What's the used Toyota Prius hatchback like?
By the time the third generation of Toyota Prius emerged in 2009, the Japanese brand was firmly established as the leader in hybrid vehicles, with more than a million examples already sold.
For this third-generation Prius, Toyota sought to improve driveability as well as economy, which resulted in the petrol engine growing from 1.5 to 1.8 litres so that it didn’t need to work as hard. Additionally, around 90% of the hybrid system was also new. Total power increased more than 20% to 134bhp, fuel economy on the EU Combined cycle rose to a maximum 72.4mpg and CO2 emissions fell to 89g/km.
As a first for a Prius, the driver can also choose between one of three driving modes, with Eco softening the response of the accelerator to help eke out every possible mile per gallon, while Power provides maximum performance and EV forces the car to run in its electric setting where possible. This remains only for short distances (the official claim is 1.2 miles) and at speeds up to 31mph.
One of the unexpected pleasures of the Prius remains how spacious it feels inside, particularly considering the amount of technology within. A flat floor in the rear helps three adults to fit reasonably comfortably and, although it has a high floor, the boot is still larger than you’ll find in a Volkswagen Golf.
Whether or not you enjoy driving a Prius depends very much on how fast you want to go. Those happy with gentle acceleration and who spend most of their time in a town or city centre should find it an agreeable if slightly firm riding companion.

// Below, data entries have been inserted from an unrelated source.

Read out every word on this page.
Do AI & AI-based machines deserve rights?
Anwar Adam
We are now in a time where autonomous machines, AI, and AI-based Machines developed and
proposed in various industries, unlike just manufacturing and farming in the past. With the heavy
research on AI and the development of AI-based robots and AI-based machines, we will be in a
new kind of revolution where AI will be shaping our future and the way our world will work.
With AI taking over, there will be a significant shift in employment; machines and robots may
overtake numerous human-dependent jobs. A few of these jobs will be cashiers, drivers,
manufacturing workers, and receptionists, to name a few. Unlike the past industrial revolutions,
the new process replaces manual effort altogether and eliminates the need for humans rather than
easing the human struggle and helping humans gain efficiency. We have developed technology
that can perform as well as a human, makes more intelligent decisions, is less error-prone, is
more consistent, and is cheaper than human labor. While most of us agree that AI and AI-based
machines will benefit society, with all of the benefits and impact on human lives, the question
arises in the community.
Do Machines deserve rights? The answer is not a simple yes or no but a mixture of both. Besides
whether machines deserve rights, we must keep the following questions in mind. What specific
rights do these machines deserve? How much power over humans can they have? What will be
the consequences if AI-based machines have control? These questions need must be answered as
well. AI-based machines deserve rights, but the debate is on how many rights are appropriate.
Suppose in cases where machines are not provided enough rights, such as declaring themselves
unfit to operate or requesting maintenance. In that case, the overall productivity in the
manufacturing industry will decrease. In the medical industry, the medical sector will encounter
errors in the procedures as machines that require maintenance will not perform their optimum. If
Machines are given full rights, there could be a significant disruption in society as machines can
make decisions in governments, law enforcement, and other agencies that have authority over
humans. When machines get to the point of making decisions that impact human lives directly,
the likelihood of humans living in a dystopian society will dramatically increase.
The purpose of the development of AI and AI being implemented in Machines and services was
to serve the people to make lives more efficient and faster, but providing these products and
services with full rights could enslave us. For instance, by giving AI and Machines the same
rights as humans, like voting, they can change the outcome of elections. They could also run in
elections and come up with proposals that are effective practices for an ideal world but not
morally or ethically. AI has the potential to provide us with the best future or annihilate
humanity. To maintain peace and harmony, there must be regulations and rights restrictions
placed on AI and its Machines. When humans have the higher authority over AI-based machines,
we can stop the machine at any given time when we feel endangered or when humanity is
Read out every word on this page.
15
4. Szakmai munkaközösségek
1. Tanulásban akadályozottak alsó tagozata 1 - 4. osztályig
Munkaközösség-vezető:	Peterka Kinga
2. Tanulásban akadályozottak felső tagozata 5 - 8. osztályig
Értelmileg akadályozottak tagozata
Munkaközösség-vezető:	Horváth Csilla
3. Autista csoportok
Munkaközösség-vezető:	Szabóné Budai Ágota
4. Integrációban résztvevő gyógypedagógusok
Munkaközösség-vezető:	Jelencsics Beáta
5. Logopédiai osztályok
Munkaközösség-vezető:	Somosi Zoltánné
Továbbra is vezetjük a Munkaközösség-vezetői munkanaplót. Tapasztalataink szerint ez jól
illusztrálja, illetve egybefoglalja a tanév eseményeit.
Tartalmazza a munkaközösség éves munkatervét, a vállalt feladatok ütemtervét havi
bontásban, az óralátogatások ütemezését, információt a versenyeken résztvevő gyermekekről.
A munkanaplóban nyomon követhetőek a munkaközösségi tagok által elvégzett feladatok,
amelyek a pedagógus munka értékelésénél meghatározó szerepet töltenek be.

However, venture on to faster roads or accelerate to join a motorway and the way the CVT gearbox causes the engine revs to soar is not terribly pleasant, while the vague steering and seats that lack side support ensure it’s about as much fun on your favourite B-road as being stuck behind a tractor.
The third-generation Prius was also noteworthy for introducing Toyota’s first plug-in hybrid electric vehicle (PHEV) in 2012, along with a mild facelift of the standard car. With a pure electric range of up to 14 miles when fully charged, the Prius PHEV is a useful – if expensive – addition to the range. Additionally, a seven-seat Prius+ was also launched, no doubt much to the delight of the many private-hire taxi drivers who had already been enjoying the tiny running costs that come with Toyota’s hybrid.